Rudy Bunel
Rudy Bunel

Reputation: 794

pylint false positive for unused argument

I'm in the process of cleaning up code with pylint in order to be able to use it for pre-commit validation. I have a lot of "unused-argument" warning when in fact they are used. Here is an example triggering a false positive.

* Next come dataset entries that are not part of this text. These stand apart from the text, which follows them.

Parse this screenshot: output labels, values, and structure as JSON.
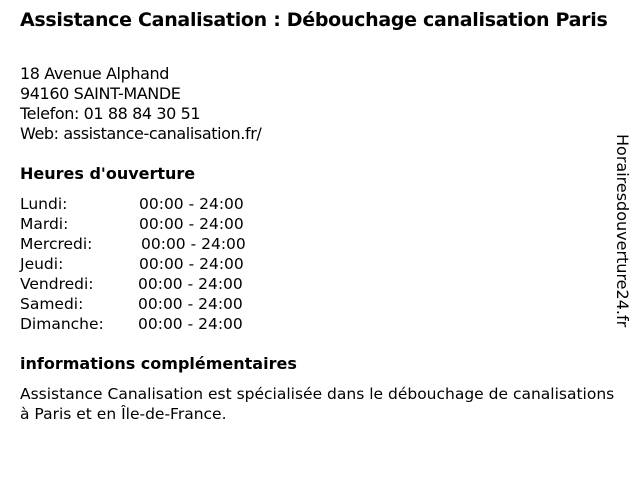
{
  "title": "Assistance Canalisation : Débouchage canalisation Paris",
  "address": {
    "street": "18 Avenue Alphand",
    "city": "94160 SAINT-MANDE",
    "phone": "Telefon: 01 88 84 30 51",
    "web": "Web: assistance-canalisation.fr/"
  },
  "hours_heading": "Heures d'ouverture",
  "hours": [
    {
      "day": "Lundi:",
      "time": "00:00 - 24:00"
    },
    {
      "day": "Mardi:",
      "time": "00:00 - 24:00"
    },
    {
      "day": "Mercredi:",
      "time": "00:00 - 24:00"
    },
    {
      "day": "Jeudi:",
      "time": "00:00 - 24:00"
    },
    {
      "day": "Vendredi:",
      "time": "00:00 - 24:00"
    },
    {
      "day": "Samedi:",
      "time": "00:00 - 24:00"
    },
    {
      "day": "Dimanche:",
      "time": "00:00 - 24:00"
    }
  ],
  "info_heading": "informations complémentaires",
  "info_text": "Assistance Canalisation est spécialisée dans le débouchage de canalisations à Paris et en Île-de-France.",
  "watermark": "Horairesdouverture24.fr"
}
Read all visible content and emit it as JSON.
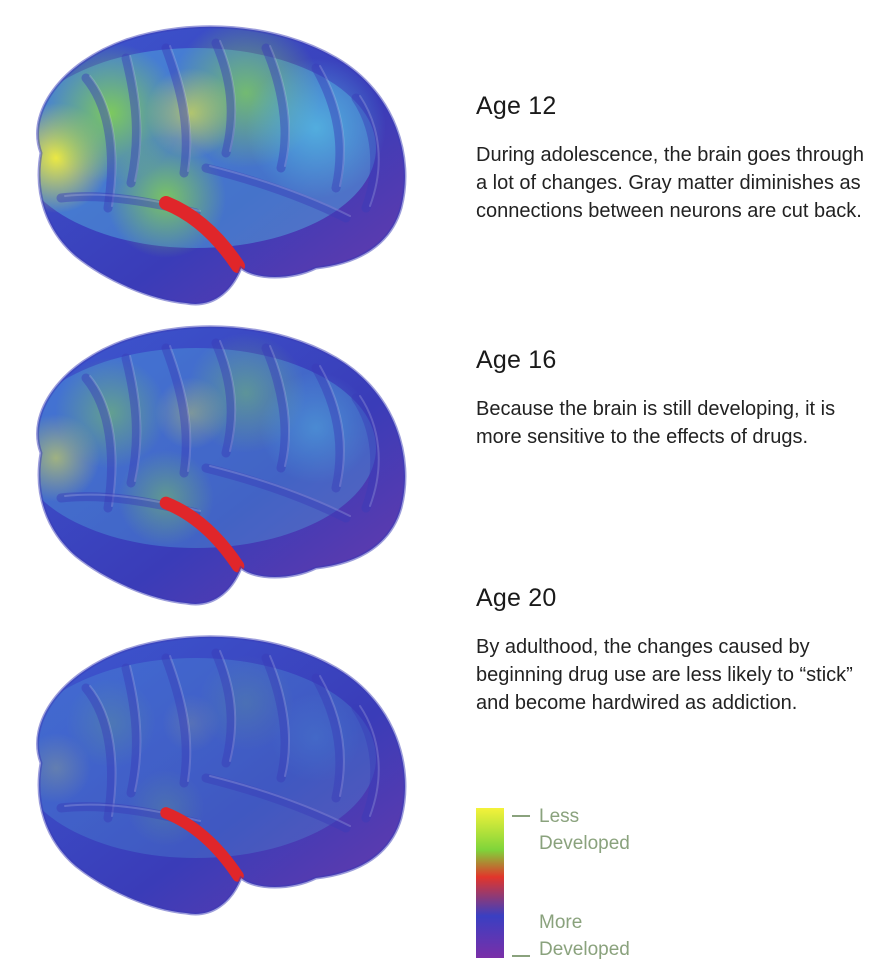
{
  "sections": [
    {
      "age": "Age 12",
      "description": "During adolescence, the brain goes through a lot of changes. Gray matter diminishes as connections between neurons are cut back.",
      "warmth": 1.0
    },
    {
      "age": "Age 16",
      "description": "Because the brain is still developing, it is more sensitive to the effects of drugs.",
      "warmth": 0.55
    },
    {
      "age": "Age 20",
      "description": "By adulthood, the changes caused by beginning drug use are less likely to “stick” and become hardwired as addiction.",
      "warmth": 0.2
    }
  ],
  "legend": {
    "top_label_line1": "Less",
    "top_label_line2": "Developed",
    "bottom_label_line1": "More",
    "bottom_label_line2": "Developed",
    "colors": [
      "#f4f23a",
      "#7fd43a",
      "#e2352b",
      "#3a3fc2",
      "#7a2fa8"
    ]
  },
  "colors": {
    "yellow": "#f3ee3c",
    "green": "#86d64a",
    "cyan": "#58c6e6",
    "blue": "#3c58d0",
    "indigo": "#3a3cb8",
    "purple": "#6a3aaa",
    "red": "#e0262a"
  }
}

def addSeven(foo): #Here I have a warning "Unused argument 'foo'"
    foo += [7]

example = [3, 4, 5, 6]

addSeven(example)
print example

I do not wish to suppress globally this warning because i would like to see the times when an argument is really unused. Is there an other option that manually adding a disable comment in each occurence? Is it a known problem with pylint?

Upvotes: 11

Views: 11439

Answers (3)

Holy Mackerel
Holy Mackerel

Reputation: 3279

You can disable it for any scope by adding:

def myfunc(a):
    # pylint: disable=W0612,W0613

see https://pylint.readthedocs.io/en/latest/faq.html#is-it-possible-to-locally-disable-a-particular-message

Upvotes: 14

isilanes
isilanes

Reputation: 149

pylint is generally a good indicator of bad style. Even when it gives a "false positive", it is probably due to doing things against convention. I am no expert, but I'd say a function that only has a side effect is not optimal. Some people (Robert Martin in Clean Code, for example), go as far as saying all side effects are lies.

I'd recommend (again, I am no expert):

def addSeven(foo):
    return foo + [7]

example = [3, 4, 5, 6]

example = addSeven(example)

Arguments should be input-only, and output should be via return value. Output arguments are bad practice, as far as I know.

Upvotes: 4

Ignacio Vazquez-Abrams
Ignacio Vazquez-Abrams

Reputation: 798486

This is reasonable behavior from pylint; if the object passed is immutable then the statement given is essentially a no-op. Only when is mutable does it seem incorrect.

Unfortunately if you don't want to globally disable the warning then you will need to disable it per instance.